Lombardo: gli atti degli assessorati passino per la presidenza

Il presidente ha scritto la delibera martedì ma negli assessorati è arrivata fra giovedì e ieri. Il testo prevede l’obbligo di «dare preventiva comunicazione per assicurare una informazione e eventuale determinazione collegiale» sui vari provvedimenti

PALERMO. Cinque pagine piene di richiami a leggi e decreti per dire agli assessori che tutti, o quasi, gli atti da loro compiuti devono prima passare da Palazzo d’Orleans. Pena, la nullità dei provvedimenti. Il presidente ha scritto la delibera martedì ma negli assessorati è arrivata fra giovedì e ieri. Il testo prevede l’obbligo di «dare preventiva comunicazione per assicurare una informazione e eventuale determinazione collegiale» sui vari provvedimenti. L’elenco degli atti che devono prima passare da Palazzo d’Orleans è lunghissimo. In primis, l’assegnazione di risorse pubbliche (almeno quelle di importo superiore a 5 milioni). Poi gli assetti territoriali: dalla programmazione urbanistica alla pianificazione commerciale, soprattutto se sono previsti insediamenti di grandi strutture di vendita.

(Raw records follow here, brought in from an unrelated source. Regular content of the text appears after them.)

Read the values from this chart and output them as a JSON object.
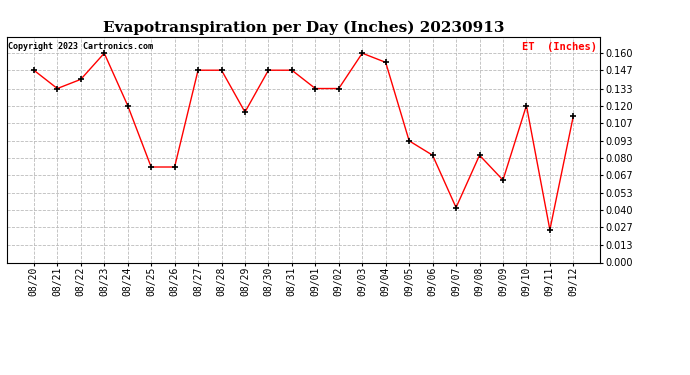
{
  "title": "Evapotranspiration per Day (Inches) 20230913",
  "copyright": "Copyright 2023 Cartronics.com",
  "legend_label": "ET  (Inches)",
  "dates": [
    "08/20",
    "08/21",
    "08/22",
    "08/23",
    "08/24",
    "08/25",
    "08/26",
    "08/27",
    "08/28",
    "08/29",
    "08/30",
    "08/31",
    "09/01",
    "09/02",
    "09/03",
    "09/04",
    "09/05",
    "09/06",
    "09/07",
    "09/08",
    "09/09",
    "09/10",
    "09/11",
    "09/12"
  ],
  "values": [
    0.147,
    0.133,
    0.14,
    0.16,
    0.12,
    0.073,
    0.073,
    0.147,
    0.147,
    0.115,
    0.147,
    0.147,
    0.133,
    0.133,
    0.16,
    0.153,
    0.093,
    0.082,
    0.042,
    0.082,
    0.063,
    0.12,
    0.025,
    0.112
  ],
  "line_color": "red",
  "marker": "+",
  "marker_color": "black",
  "ylim": [
    0.0,
    0.172
  ],
  "yticks": [
    0.0,
    0.013,
    0.027,
    0.04,
    0.053,
    0.067,
    0.08,
    0.093,
    0.107,
    0.12,
    0.133,
    0.147,
    0.16
  ],
  "bg_color": "white",
  "grid_color": "#bbbbbb",
  "title_fontsize": 11,
  "tick_fontsize": 7,
  "legend_color": "red",
  "copyright_color": "black"
}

Pur supportata da una sfilza di norme, la mossa di Lombardo circoscrive l’autonomia dei membri della giunta. Il governatore vuole preventivamente essere informato di decreti che prevedano infrastrutture per acqua o rifiuti e per la mobilità. E specificamente elenca «autostrade, superstrade, aeroporti e porti anche turistici». Stesso obbligo per «iniziative di grande impatto sui livelli occupazionali, industriali, agricoli, del terziario e in particolare turistici». Il governatore dovrà essere informato in anticipo di «iniziative per la realizzazione ed esercizio di grandi impianti di produzione e trasformazione di energia, anche da fonti rinnovabili».



Ma soprattutto, la delibera inviata ai dodici assessori, si sofferma su «gestioni commissariali», «nomine in enti pubblici e/o privati e società partecipate», «fondi strutturali e comunitari e in generale tutte le risorse sia statali che europee per una razionalizzazione sotto il profilo della coerenza degli interventi». Tutto deve passare da Lombardo e dalla giunta, anche genericamente gli «atti a contenuto normativo, circolari e direttive». E ancora «la comunicazione è dovuta anche per espressione di pareri e atti abilitativi o di assenso ad enti, amministrazioni e privati».
L’obbligo è rigoroso. Nella delibera partita da Palazzo d’Orleans è scritto che «la violazione impegna la responsabilità personale, politica e giuridica degli assessori e può riverberare un vizio dell’atto adottato, con tutte le conseguenze previste dalle leggi vigenti».



Un capitolo a parte il governatore ha riservato nella delibera a «comunicazione, promozione e pubblicità istituzionale»: indipendentemente dalle fonti di finanziamento, scrive il governatore, e per verificare preventivamente coerenza ed economicità «i vari rami dell’amministrazione sono tenuti a inviare alla segreteria generale proposte di progetti di comunicazione che prevedono la diffusione di messaggi su quotidiani, periodici, tv, manifesti e quant’altro. Il tutto unitamente a una informativa che dovrà specificare obiettivi, strategia e risorse». Sarà poi Palazzo d’Orleans a prendere in mano la situazione: «L’apposito ufficio - è l’ultimo passo della delibera -, che assolverà le funzioni di Agenzia per la comunicazione istituzionale, si farà carico delle fasi successive al progetto».